When Good Intentions Still Lead to Spilled Milk


“No act of kindness, no matter how small, is ever wasted.” - Aesop

These past few weeks have been challenging – to say the least. I feel so much of our spirit as a nation is broken, and as a person who feels so much of everything that is going on, it is overwhelming. So, aside from various outward actions I can take, I have also asked myself what can I do in this very moment, in the every day.

So, I put forth an intention to be kind. Back to the old saying which never seems to fail me, “Be kinder than necessary, for everyone you meet is fighting some kind of battle.” (attributed to J.M. Barry)

Just be kind.

That’s easier said than done. And then there’s this thing about intentions – they seem all wonderful and feasible in the quiet of my home. Then, there’s the actual putting into action of my goodwill.

I was prepared for a bright and sunny day, full of warm fuzzies and rainbows, because, you know, that was part of my intention. I set out on my day of errands. The first stop was the store. I seemed to find myself in unspoken parking spot showdowns at every turn, the next car zooming faster than the last for each spot I presumed to find. OK, maybe they had to go the bathroom really badly and NEEDED that spot closest to the store. Apparently, everyone must have had a lot of coffee that morning…

Deep breath. I can be kind and afford to walk a little further. No big deal. I found a spot way down at the end of the aisle. Well, at least way out here I don’t have to worry about any mishaps.

I had taken my youngest with me, and she had fallen asleep. I let her sit for a moment while I set up the stroller for her to continue her mini nap. I was looking at my phone for a moment before getting out, and then opened my door, not quite focusing on the puddle below me.

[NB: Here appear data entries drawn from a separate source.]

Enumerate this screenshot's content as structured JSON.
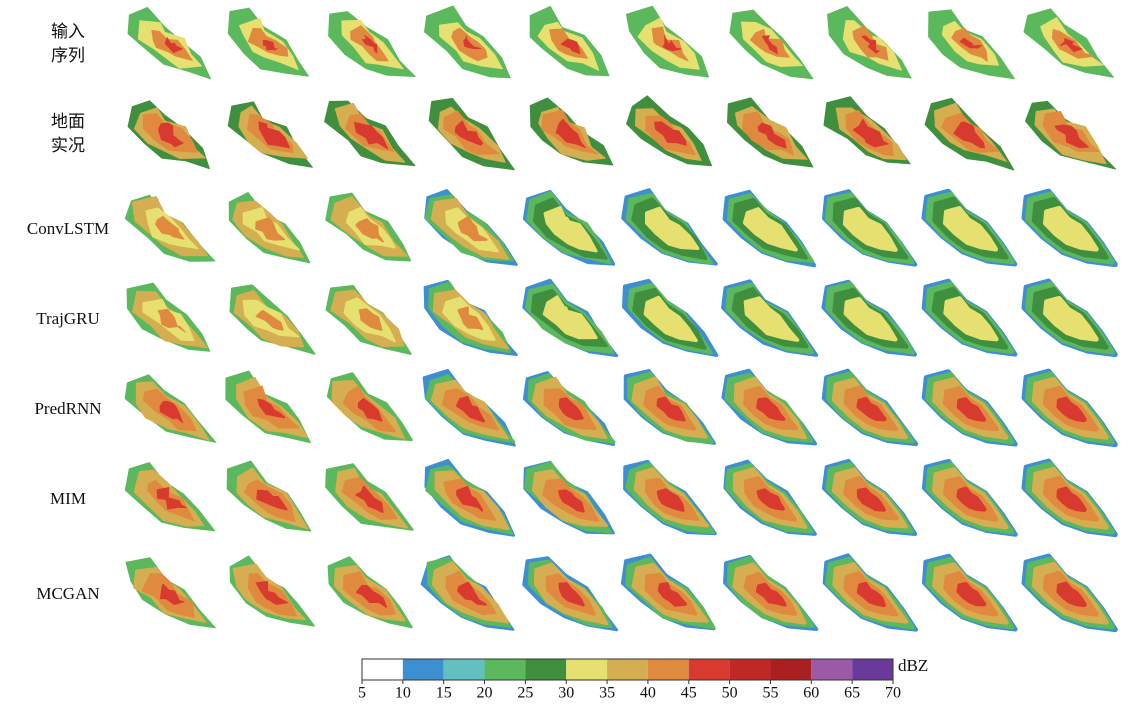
{
  "rows": [
    {
      "label": [
        "输入",
        "序列"
      ]
    },
    {
      "label": [
        "地面",
        "实况"
      ]
    },
    {
      "label": [
        "ConvLSTM"
      ]
    },
    {
      "label": [
        "TrajGRU"
      ]
    },
    {
      "label": [
        "PredRNN"
      ]
    },
    {
      "label": [
        "MIM"
      ]
    },
    {
      "label": [
        "MCGAN"
      ]
    }
  ],
  "colorbar": {
    "unit": "dBZ",
    "ticks": [
      5,
      10,
      15,
      20,
      25,
      30,
      35,
      40,
      45,
      50,
      55,
      60,
      65,
      70
    ],
    "colors": [
      "#ffffff",
      "#3d8fd0",
      "#62c0c0",
      "#5cb85c",
      "#3f8f3f",
      "#e6e070",
      "#d4ae50",
      "#e08a40",
      "#d83a30",
      "#c02828",
      "#a82020",
      "#9a5aa8",
      "#6a3a9a"
    ]
  }
}
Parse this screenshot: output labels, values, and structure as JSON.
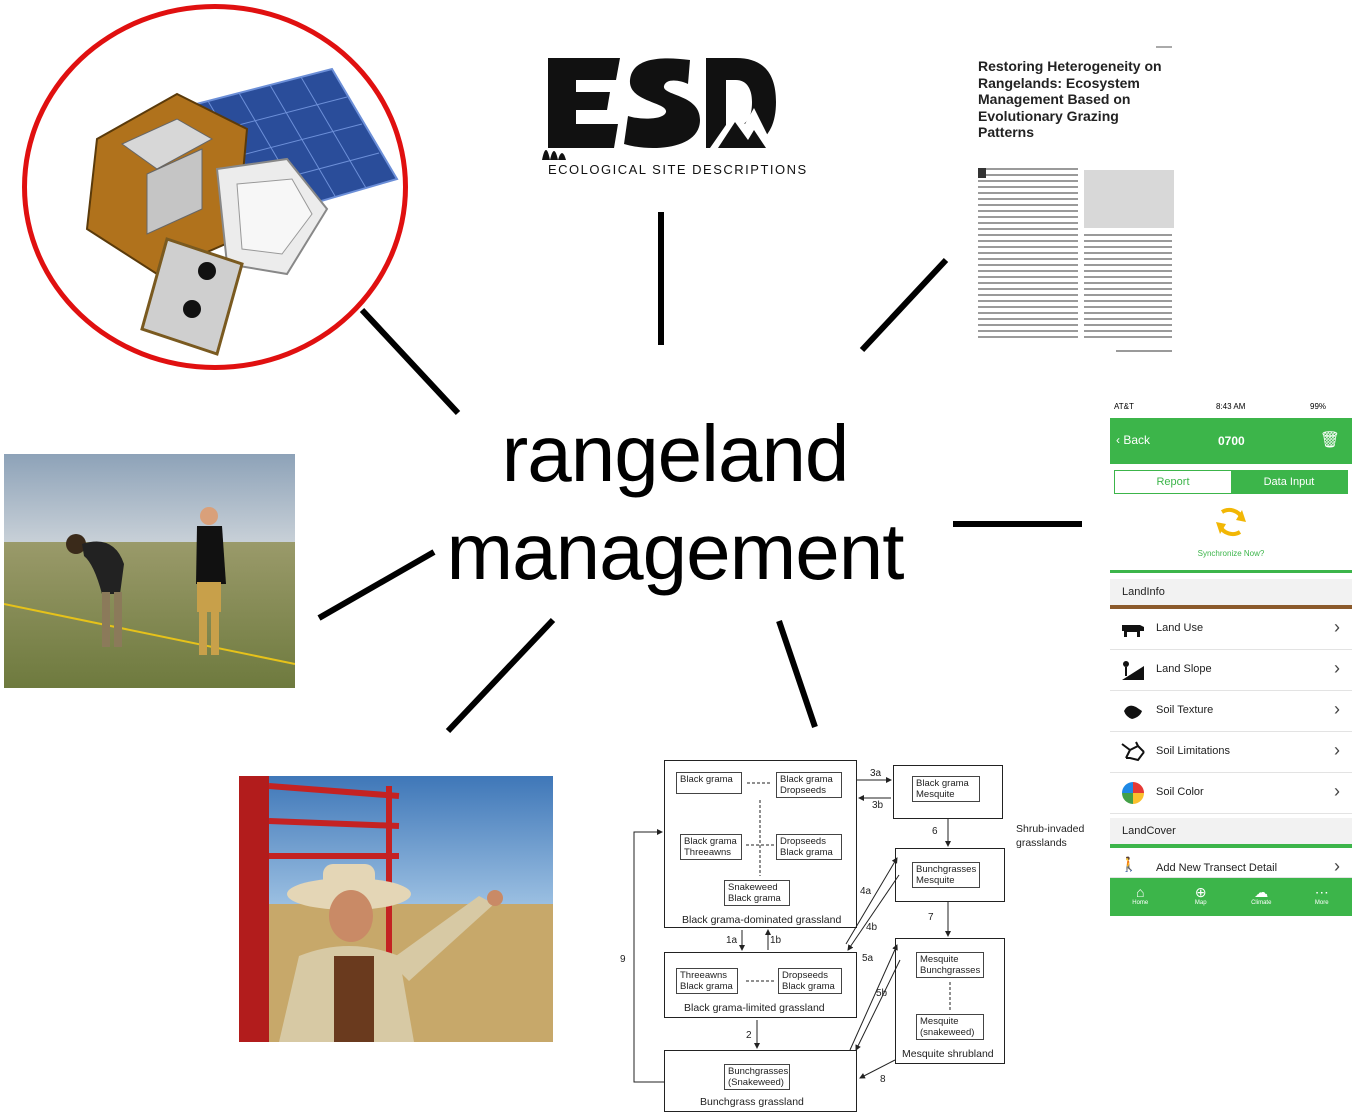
{
  "center": {
    "line1": "rangeland",
    "line2": "management"
  },
  "esd": {
    "logo_text": "ESD",
    "subtitle": "ECOLOGICAL SITE DESCRIPTIONS"
  },
  "paper": {
    "title": "Restoring Heterogeneity on Rangelands: Ecosystem Management Based on Evolutionary Grazing Patterns"
  },
  "phone": {
    "status_carrier": "AT&T",
    "status_time": "8:43 AM",
    "status_battery": "99%",
    "back_label": "Back",
    "header_title": "0700",
    "tabs": [
      "Report",
      "Data Input"
    ],
    "sync_label": "Synchronize Now?",
    "section_landinfo": "LandInfo",
    "rows": [
      {
        "label": "Land Use",
        "icon": "cow-icon"
      },
      {
        "label": "Land Slope",
        "icon": "slope-icon"
      },
      {
        "label": "Soil Texture",
        "icon": "hand-soil-icon"
      },
      {
        "label": "Soil Limitations",
        "icon": "cracked-soil-icon"
      },
      {
        "label": "Soil Color",
        "icon": "color-wheel-icon"
      }
    ],
    "section_landcover": "LandCover",
    "transect_row": "Add New Transect Detail",
    "footer": [
      "Home",
      "Map",
      "Climate",
      "More"
    ],
    "colors": {
      "accent": "#3cb54a",
      "brown_rule": "#8b5a2b"
    }
  },
  "diagram": {
    "states": {
      "bgd": {
        "label": "Black grama-dominated grassland",
        "boxes": [
          "Black grama",
          "Black grama Dropseeds",
          "Black grama Threeawns",
          "Dropseeds Black grama",
          "Snakeweed Black grama"
        ]
      },
      "bgl": {
        "label": "Black grama-limited grassland",
        "boxes": [
          "Threeawns Black grama",
          "Dropseeds Black grama"
        ]
      },
      "bg": {
        "label": "Bunchgrass grassland",
        "boxes": [
          "Bunchgrasses (Snakeweed)"
        ]
      },
      "si": {
        "label": "Shrub-invaded grasslands",
        "boxes": [
          "Black grama Mesquite",
          "Bunchgrasses Mesquite"
        ]
      },
      "ms": {
        "label": "Mesquite shrubland",
        "boxes": [
          "Mesquite Bunchgrasses",
          "Mesquite (snakeweed)"
        ]
      }
    },
    "transitions": [
      "3a",
      "3b",
      "6",
      "4a",
      "4b",
      "7",
      "5a",
      "5b",
      "1a",
      "1b",
      "2",
      "8",
      "9"
    ]
  }
}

Yep. Straight up stepped in a puddle full of mucky oil water. That’s OK. Postivity, right? Always could have been worse. At least I had a car to be able to park in this parking spot. Gratitude.

Deep breath.

I had just gotten my daughter all arranged in the stroller when I noticed a woman two spots down from me starting to open her trunk.

I smiled, you know, in the spirit of passing on kindness and friendliness. I started proceeding toward the store, which happened to pass her on the way. And I kid you not, right as I was passing her, friendly smile on my face, she simultaneously opened her trunk and two gallons of milk came falling to the ground, breaking and splashing all over me, my pants and the stroller.

Keep smiling, right? Deep breath.

Miraculously, I managed to take a breath and ask if she needed any help. In her defense, she handled it pretty well – an honest apology, no uncomfortable anger, and was quickly working to find a solution to the gallons of milk pouring into the parking lot.

We joked about how when being a parent you have to be prepared for anything, and be ready to handle any situation, making quick, spur-of-the-moment decisions. And as we were enjoying our moment of comradery, my littlest decided it was time to wake up and begin crying uncontrollably, screaming to go back to the car.

Still with milk all over me (and probably her as well), I paused. Deep breath. I did a quick assessment of the situation, determining how worth it was to continue my mission to the store versus returning home.

I took a moment to sit with my little one, retelling the story of the splashing milk, which gave her a reprieve from her crying. It was as if she had to check out my clothes and the stroller to verify I was indeed telling the truth and not merely using adult trickery in the form of distraction.

She started giggling and joined me in humorous disgust over the milk all over. She then did a post-cry multi-breath sigh. I felt that sigh and joined her.

Things really weren’t that bad. And in reality, they usually aren’t ever really that bad to justify unkindness toward others. Today, I can afford the luxury of giving others the benefit of the doubt. I don’t know their daily struggles, nor do I need to. And if I’m going to assume the motives of others, I might as well make it positive. The biggest things I have to lose are anger and resentment.

Now, some days I really don’t have the strength to go the extra mile. Right or wrong, it’s just how it is. And on those days, I hope others can grant me the grace of extra kindness, giving me the benefit of the doubt. But on this day, I truly believe the intention in the back of my head, of extra kindness, really helped point my attitude in the right direction.

I was more conscious in my thoughts, my actions, and my words.

Sure, I may have had reason to be upset in that parking lot. Many days, I probably would have even cried from it being the last straw. But that day, that day, I was given the grace to take things with stride and simply be kinder than necessary. I can equally say, regardless of anyone else, I sure was a lot happier.

It is often said that we judge others by their actions and ourselves by our intentions. Well, I don’t know the intentions of others that day, but I knew mine. And that seemed to make all the difference.